The “Fiduciary Access to Digital Assets Act” will take effect on June 27, 2016. What is it, and why was it thought to be necessary? Read on to find out.
What is the Act?
This Act allows a fiduciary who falls into one of four categories to access your “digital assets.” The four categories are: (1) a person acting under a Will or Durable Power of Attorney; (2) a Personal Representative of a probate estate; (3) a Trustee of a trust created by that person; or (4) a court-appointed Conservator. Importantly, the Act applies even if any of these began before the Act took effect. Finally, it is possible for you to override these categories, if you can designate someone through the account itself. For example, Facebook allows you to name a “Legacy Contact,” which can be accessed through your account settings. Anyone named there would have priority over the other categories, but just for Facebook.
What are Digital Assets?
This definition is broad and includes virtually any digital record associated with you. It could include email, bank accounts, social media accounts, etc. Basically, anything on-line where you have a password would fall into this category. Any company managing the relevant web account is called a “Digital Custodian”.
Why was this Act necessary?
The short answer is that technology had moved beyond the state of the laws. Companies with an on-line presence have obligations when it comes to security and privacy, and they simply would not let people’s fiduciaries get access to their accounts, even when a person was deceased. This law fixes that problem and provides a clear answer so that an already difficult time when someone has become sick or died does not become an additional headache.
Are there any other requirements under the Act?

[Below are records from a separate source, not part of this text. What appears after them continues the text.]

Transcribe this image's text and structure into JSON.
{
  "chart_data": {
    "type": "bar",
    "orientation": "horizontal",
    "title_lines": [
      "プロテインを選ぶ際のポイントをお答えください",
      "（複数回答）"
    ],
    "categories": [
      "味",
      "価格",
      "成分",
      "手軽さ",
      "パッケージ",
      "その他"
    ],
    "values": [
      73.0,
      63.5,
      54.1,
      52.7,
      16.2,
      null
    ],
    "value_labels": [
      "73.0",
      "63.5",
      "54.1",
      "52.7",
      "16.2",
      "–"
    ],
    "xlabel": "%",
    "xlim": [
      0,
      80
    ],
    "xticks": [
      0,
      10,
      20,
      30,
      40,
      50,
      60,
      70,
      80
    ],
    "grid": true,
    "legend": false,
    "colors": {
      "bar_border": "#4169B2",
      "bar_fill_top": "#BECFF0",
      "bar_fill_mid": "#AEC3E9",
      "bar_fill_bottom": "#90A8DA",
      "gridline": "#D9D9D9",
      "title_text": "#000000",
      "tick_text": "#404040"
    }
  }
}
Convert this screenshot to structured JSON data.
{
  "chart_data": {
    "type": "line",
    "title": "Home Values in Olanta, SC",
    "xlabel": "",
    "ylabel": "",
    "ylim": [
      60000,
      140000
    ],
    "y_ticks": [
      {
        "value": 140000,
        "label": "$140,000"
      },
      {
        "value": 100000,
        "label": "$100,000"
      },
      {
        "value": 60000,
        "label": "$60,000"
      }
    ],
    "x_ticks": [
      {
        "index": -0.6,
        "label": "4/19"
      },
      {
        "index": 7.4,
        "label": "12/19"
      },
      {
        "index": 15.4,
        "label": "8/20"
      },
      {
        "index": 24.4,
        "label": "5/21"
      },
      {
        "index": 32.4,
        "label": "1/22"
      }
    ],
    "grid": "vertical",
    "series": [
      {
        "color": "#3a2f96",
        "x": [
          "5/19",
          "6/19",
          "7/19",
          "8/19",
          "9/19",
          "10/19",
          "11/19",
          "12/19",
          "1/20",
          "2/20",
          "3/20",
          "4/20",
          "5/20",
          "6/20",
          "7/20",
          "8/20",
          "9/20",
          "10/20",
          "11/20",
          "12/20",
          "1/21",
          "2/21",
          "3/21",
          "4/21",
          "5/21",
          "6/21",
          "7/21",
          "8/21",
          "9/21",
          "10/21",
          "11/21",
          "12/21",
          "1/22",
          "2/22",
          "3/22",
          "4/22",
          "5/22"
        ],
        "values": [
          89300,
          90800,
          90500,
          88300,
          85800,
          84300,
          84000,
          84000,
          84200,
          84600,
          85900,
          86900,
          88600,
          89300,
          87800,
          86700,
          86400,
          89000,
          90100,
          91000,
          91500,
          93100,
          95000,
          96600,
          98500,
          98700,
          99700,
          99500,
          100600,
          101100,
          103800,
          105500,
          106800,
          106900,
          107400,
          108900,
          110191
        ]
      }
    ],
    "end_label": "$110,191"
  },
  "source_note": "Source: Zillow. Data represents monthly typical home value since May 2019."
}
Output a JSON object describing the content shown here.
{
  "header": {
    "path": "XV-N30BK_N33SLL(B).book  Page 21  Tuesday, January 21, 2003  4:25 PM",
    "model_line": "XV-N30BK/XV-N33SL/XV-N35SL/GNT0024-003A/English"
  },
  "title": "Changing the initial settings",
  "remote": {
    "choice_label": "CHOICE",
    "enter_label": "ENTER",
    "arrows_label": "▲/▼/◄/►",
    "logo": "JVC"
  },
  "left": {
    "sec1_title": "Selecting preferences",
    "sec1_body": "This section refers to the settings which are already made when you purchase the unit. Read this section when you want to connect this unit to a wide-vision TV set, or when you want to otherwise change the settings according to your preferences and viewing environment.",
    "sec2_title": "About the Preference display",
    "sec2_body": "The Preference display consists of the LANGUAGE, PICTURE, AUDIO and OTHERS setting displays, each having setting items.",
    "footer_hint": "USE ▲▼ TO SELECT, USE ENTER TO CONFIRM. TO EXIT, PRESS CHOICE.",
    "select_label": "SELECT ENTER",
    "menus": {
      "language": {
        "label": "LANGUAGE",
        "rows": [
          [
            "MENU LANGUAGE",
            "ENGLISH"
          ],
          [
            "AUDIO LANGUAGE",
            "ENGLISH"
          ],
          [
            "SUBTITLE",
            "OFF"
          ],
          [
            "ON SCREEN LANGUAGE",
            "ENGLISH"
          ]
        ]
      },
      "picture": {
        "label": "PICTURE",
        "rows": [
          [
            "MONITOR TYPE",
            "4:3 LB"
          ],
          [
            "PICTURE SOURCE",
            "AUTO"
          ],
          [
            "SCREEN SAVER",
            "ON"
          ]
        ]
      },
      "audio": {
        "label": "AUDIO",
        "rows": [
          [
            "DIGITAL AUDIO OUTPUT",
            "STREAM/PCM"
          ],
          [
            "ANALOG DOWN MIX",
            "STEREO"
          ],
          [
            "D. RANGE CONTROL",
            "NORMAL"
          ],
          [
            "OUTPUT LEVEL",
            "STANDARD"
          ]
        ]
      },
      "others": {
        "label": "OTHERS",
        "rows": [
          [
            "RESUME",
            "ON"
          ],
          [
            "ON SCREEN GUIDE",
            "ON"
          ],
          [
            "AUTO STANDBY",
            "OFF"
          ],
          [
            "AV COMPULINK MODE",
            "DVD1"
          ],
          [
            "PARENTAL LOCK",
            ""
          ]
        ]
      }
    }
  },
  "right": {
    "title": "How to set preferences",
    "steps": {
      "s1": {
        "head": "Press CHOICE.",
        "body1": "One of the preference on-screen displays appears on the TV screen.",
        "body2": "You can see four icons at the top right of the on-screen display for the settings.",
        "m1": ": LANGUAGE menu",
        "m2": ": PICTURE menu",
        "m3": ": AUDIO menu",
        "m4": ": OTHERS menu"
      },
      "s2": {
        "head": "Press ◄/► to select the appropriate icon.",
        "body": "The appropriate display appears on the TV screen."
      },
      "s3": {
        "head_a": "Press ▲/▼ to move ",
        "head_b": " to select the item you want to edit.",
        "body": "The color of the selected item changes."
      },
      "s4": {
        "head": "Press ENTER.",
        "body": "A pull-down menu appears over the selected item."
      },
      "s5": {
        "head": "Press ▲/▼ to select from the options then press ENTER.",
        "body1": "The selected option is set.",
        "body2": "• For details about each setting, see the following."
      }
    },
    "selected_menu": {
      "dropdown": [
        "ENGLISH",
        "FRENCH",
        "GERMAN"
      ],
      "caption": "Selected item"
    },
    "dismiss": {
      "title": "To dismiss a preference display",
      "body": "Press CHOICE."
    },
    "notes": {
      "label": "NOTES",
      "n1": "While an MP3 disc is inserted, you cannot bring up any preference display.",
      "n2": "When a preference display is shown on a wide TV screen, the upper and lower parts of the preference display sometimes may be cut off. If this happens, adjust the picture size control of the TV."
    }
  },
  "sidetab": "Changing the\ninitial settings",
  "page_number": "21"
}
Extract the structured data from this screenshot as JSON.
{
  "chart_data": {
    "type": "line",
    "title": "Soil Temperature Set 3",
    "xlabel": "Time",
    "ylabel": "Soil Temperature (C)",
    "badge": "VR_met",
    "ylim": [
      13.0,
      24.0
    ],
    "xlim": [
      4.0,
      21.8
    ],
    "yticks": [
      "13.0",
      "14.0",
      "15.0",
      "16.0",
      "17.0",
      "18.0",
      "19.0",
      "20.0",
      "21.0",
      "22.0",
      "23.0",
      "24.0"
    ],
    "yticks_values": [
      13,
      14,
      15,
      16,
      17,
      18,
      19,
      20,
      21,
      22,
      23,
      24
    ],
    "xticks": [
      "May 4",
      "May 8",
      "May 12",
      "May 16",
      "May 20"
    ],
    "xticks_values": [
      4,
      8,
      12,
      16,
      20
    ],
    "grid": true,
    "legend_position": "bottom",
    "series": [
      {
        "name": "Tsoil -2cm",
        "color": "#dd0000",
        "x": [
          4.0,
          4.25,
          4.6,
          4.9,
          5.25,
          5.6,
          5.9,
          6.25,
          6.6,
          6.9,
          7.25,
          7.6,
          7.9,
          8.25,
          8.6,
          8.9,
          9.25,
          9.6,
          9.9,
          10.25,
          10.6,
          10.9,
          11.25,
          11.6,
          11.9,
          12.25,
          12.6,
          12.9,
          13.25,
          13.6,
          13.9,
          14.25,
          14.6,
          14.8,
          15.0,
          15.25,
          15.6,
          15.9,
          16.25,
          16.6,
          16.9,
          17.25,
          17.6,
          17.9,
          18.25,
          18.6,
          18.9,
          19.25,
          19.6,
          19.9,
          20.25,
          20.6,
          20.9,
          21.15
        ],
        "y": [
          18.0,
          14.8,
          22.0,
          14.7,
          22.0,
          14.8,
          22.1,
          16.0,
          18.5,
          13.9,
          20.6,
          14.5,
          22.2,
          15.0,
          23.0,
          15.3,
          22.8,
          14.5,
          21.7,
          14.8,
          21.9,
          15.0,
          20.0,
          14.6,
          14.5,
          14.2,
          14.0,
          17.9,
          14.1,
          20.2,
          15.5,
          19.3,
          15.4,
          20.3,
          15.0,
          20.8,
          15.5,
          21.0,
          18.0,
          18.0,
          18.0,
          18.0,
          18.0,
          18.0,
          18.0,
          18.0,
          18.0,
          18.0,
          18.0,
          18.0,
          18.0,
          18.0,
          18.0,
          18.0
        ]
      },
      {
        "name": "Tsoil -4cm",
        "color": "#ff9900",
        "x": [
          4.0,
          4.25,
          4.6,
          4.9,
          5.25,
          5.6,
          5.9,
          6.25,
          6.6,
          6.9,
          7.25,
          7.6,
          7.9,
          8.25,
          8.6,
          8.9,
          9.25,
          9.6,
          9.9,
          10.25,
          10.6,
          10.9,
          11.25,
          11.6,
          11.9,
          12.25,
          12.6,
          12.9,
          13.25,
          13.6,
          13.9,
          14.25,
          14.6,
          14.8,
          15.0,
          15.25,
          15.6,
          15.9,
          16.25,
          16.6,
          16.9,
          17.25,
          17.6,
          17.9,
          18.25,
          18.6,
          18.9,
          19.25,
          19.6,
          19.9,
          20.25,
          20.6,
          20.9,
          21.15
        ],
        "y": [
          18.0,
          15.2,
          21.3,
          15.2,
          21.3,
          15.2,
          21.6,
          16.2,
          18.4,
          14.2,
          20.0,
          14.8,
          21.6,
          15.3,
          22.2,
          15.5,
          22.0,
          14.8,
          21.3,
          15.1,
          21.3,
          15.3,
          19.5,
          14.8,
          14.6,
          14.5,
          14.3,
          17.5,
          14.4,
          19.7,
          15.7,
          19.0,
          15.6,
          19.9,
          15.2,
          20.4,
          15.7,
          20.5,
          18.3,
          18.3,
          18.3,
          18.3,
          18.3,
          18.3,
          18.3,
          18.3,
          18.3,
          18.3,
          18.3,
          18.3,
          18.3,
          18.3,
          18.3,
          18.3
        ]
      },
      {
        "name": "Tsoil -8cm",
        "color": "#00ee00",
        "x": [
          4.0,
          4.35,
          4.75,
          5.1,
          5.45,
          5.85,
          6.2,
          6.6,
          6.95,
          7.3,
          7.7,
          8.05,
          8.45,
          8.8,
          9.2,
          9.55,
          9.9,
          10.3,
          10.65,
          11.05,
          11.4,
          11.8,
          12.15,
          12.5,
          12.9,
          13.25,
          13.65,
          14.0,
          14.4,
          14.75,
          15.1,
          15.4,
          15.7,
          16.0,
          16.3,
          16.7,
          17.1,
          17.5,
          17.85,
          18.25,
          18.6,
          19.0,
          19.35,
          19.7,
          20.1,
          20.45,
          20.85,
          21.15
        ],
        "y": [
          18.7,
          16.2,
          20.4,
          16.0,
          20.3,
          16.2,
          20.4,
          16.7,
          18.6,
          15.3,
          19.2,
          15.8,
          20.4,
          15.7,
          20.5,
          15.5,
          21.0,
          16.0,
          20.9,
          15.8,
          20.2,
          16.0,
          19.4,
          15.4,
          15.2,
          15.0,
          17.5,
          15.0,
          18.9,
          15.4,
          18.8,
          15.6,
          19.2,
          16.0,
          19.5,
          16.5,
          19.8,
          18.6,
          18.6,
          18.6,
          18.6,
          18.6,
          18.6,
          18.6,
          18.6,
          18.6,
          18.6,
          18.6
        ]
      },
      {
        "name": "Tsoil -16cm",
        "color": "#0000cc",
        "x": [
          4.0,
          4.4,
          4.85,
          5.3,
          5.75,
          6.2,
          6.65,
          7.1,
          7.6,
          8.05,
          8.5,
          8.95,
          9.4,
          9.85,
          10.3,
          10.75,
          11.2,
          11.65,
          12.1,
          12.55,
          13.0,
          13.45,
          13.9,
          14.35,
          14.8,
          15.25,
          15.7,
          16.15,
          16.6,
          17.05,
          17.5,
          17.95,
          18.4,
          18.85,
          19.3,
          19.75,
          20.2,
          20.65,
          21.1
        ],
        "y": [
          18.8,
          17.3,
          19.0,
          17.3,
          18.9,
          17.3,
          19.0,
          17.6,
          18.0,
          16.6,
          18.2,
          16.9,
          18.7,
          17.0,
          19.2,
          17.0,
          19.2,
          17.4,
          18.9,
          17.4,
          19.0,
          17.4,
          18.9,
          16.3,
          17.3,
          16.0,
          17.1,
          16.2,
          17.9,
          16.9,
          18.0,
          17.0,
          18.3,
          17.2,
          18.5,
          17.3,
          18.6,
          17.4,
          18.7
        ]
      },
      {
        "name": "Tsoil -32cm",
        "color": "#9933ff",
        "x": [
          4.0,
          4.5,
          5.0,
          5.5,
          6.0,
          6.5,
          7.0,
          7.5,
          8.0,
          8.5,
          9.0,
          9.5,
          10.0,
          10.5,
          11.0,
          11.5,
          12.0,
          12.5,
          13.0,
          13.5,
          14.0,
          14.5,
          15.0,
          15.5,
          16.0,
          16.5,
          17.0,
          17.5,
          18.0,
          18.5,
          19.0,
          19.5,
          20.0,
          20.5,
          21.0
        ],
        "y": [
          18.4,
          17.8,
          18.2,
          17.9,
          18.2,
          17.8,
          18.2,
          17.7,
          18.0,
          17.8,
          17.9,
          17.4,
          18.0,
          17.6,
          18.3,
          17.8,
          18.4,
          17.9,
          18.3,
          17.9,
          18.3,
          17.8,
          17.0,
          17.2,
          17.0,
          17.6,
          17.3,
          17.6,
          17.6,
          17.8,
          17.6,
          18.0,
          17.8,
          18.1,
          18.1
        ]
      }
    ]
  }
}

Yes. In order to access the digital assets, a fiduciary has to make a written request of the Digital Custodian and provide them with documentation showing that the fiduciary falls into one of the categories under the statute. Then the Digital Custodian has 56 days to respond. Finally, the fiduciary for your digital assets still has to follow the rules that they would have to for physical assets. For example, someone holding a power of attorney for you is not allowed to clean out your bank account. Likewise, they will not be allowed to transfer all your money away on-line if they get access to your electronic bank account.
In conclusion, this Act is a beneficial addition to Michigan’s laws, but it also should create awareness that digital assets should be not be neglected in the estate planning process as a whole.